A series hybrid straddle-type vehicle according to any one of claims 1 to 3,
The support mechanism is
a link member attached to the vehicle body frame and supporting the power generation engine;
a stopper provided on the vehicle body frame for limiting the swinging range of the link member;
have
A series hybrid straddle-type vehicle according to any one of claims 1 to 4,
In the power generation engine, the volume of the one or more cylinders included in the first region is smaller than the volume of the one or more cylinders included in the second region, and the generator is partially Alternatively, it is eccentrically arranged so as to be entirely included in the first region, and the first region and the second region define a space containing the series hybrid straddle-type vehicle as the series hybrid straddle-type vehicle. refers to two regions defined by dividing into two by a central plane extending in the vertical direction and the front-rear direction passing through the center of the series hybrid straddle-type vehicle in the left-right direction of the vehicle,
The series hybrid straddle-type vehicle further comprises:
a driving motor for generating a driving force for running the series hybrid straddle-type vehicle;
a power line providing electrical connection between the battery, the generator and the drive motor;
The power line is arranged such that the portion included in the first area is larger than the portion included in the second area.

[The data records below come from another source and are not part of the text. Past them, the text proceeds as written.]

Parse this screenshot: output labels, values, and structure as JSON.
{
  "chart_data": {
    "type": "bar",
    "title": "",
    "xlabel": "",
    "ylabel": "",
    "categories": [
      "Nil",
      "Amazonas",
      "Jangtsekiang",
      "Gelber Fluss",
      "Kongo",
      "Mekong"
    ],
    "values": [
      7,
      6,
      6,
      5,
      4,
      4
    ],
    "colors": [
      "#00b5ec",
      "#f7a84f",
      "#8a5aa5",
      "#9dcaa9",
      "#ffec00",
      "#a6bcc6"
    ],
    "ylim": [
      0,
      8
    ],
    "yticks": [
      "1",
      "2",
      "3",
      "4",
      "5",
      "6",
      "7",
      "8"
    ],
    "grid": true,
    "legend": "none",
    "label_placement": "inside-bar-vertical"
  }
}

A series hybrid straddle-type vehicle according to any one of claims 1 to 5,
In the power generation engine, the volume of the one or more cylinders included in the first region is smaller than the volume of the one or more cylinders included in the second region, and the generator is partially Alternatively, it is eccentrically arranged so as to be entirely included in the first region, and the first region and the second region define a space containing the series hybrid straddle-type vehicle as the series hybrid straddle-type vehicle. refers to two regions defined by dividing into two by a central plane extending in the vertical direction and the front-rear direction passing through the center of the series hybrid straddle-type vehicle in the left-right direction of the vehicle,
The series hybrid straddle-type vehicle further comprises:
a radiator disposed in front of the battery;
a running wind passage configured to allow running wind to pass beside the battery in the first region;
an air cooling fin for the battery provided so as to be exposed to the running air passage;
an exhaust passage configured to direct exhaust air from the radiator to the side of the battery in the second region.